Enough. I've had enough with Gentoo breaking itself on each emerge. The snapping point was an upgrade of Bind which took down my master DNS.
I'll keep Gentoo for specialist purposes - e.g. I believe it makes an excellent hosting platform which has only Apache/PHP/Python/MySQL installed [1]. However for my personal do-everything, install-the-lot server it has to go. The attraction was the ability to stay fairly bleeding edge with portage and to tune compilation, but it hasn't worked out.

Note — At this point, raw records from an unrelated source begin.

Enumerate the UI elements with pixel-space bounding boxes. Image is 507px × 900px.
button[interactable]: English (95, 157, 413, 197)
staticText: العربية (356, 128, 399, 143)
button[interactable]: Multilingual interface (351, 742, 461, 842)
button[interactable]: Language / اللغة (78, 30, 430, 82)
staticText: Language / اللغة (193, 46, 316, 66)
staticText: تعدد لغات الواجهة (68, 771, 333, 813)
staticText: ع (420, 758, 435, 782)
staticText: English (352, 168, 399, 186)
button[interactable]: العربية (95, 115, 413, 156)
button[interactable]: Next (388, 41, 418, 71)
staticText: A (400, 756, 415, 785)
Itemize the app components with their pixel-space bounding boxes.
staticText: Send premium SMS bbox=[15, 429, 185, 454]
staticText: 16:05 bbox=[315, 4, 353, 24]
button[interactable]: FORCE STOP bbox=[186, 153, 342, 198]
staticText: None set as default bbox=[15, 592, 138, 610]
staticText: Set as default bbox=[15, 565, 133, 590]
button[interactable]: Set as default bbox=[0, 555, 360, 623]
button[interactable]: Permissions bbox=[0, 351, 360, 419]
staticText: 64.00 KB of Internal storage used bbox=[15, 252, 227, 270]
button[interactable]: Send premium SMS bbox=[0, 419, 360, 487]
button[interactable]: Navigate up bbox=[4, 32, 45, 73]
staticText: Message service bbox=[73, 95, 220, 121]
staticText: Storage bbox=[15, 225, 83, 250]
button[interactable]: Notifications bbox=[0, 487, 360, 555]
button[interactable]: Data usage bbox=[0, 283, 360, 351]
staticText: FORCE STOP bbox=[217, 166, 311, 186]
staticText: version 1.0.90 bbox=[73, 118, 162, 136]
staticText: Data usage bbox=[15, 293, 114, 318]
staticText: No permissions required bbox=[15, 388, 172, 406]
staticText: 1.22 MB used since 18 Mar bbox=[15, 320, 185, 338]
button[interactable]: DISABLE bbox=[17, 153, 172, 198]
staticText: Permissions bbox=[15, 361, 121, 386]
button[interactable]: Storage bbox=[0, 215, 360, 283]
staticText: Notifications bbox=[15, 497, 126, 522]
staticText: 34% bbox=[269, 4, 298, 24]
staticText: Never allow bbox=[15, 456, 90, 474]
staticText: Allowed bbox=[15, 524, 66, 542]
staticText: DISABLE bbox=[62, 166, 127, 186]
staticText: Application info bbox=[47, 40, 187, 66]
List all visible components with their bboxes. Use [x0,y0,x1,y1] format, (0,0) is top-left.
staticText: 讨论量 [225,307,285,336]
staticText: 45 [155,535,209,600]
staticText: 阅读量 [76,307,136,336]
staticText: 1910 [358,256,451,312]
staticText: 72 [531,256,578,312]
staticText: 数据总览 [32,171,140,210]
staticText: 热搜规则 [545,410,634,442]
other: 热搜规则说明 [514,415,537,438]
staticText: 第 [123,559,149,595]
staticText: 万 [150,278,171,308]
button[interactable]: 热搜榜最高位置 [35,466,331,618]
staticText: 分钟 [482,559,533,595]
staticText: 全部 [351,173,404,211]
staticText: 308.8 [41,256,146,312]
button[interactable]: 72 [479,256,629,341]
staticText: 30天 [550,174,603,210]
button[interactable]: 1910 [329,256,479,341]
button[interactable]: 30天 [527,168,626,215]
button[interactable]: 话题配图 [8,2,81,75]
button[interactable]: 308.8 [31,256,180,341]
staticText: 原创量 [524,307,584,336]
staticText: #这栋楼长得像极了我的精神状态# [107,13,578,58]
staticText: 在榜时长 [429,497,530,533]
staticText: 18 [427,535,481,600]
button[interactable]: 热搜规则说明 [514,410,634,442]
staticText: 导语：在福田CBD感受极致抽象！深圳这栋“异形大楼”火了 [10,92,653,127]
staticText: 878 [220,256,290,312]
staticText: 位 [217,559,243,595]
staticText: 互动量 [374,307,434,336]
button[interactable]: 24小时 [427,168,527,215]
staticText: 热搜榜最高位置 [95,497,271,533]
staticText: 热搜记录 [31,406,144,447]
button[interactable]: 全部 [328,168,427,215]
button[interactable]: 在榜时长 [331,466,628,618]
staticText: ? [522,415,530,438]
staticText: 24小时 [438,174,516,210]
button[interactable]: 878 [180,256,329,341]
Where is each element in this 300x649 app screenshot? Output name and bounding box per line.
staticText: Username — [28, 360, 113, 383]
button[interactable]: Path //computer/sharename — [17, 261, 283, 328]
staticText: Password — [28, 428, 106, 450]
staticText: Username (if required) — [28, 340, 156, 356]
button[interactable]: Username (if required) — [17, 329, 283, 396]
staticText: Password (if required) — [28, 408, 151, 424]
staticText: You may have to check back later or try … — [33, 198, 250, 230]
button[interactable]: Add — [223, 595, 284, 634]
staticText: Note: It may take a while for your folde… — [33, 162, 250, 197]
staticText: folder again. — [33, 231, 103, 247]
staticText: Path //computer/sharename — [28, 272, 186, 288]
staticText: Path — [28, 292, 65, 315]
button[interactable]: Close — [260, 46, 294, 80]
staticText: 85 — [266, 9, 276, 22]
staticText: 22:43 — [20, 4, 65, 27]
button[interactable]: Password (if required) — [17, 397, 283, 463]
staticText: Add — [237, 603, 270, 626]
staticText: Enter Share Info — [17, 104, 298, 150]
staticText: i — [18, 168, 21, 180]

FreeBSD provides the same sort of functionality in 'ports' which I've never had a significant problem with, so it is shame that same robustness hasn't continued in Gentoo. But the BSD and Linux worlds are quite different.
I'm building a new server and it will run Ubuntu server. I've been quite impressed with its install process so far.
I was going to go with CentOS, however RHEL 6 is out and so I'd want to run CentOS 6, but that is not in sight yet. In business, we run CentOS for development and RHEL for production hence I was keen to stick with it.
I'll have to learn how to use apt-get though, after all these years of urpmi, rpm, emerge and yum. Oh, and good old 'make install'.
The hardware I run is somewhat overdue a good upgrade, and a recent disk failure through bad sectors underlined that. I'm taking the opportunity to slowly migrate to a faster machine and to take advantage of 2x2TB disks rather than 4x320GB disks. Disk technology itself is much better too - I'm getting 100MB/s rather than 50MB/s on the 320GBs.
[1] I would however much prefer FreeBSD, which is lightweight, flexible, secure and very robust. But Slicehost didn't support it when I signed up - which is expected due to the way they provide virtualised servers (with Xen, I believe).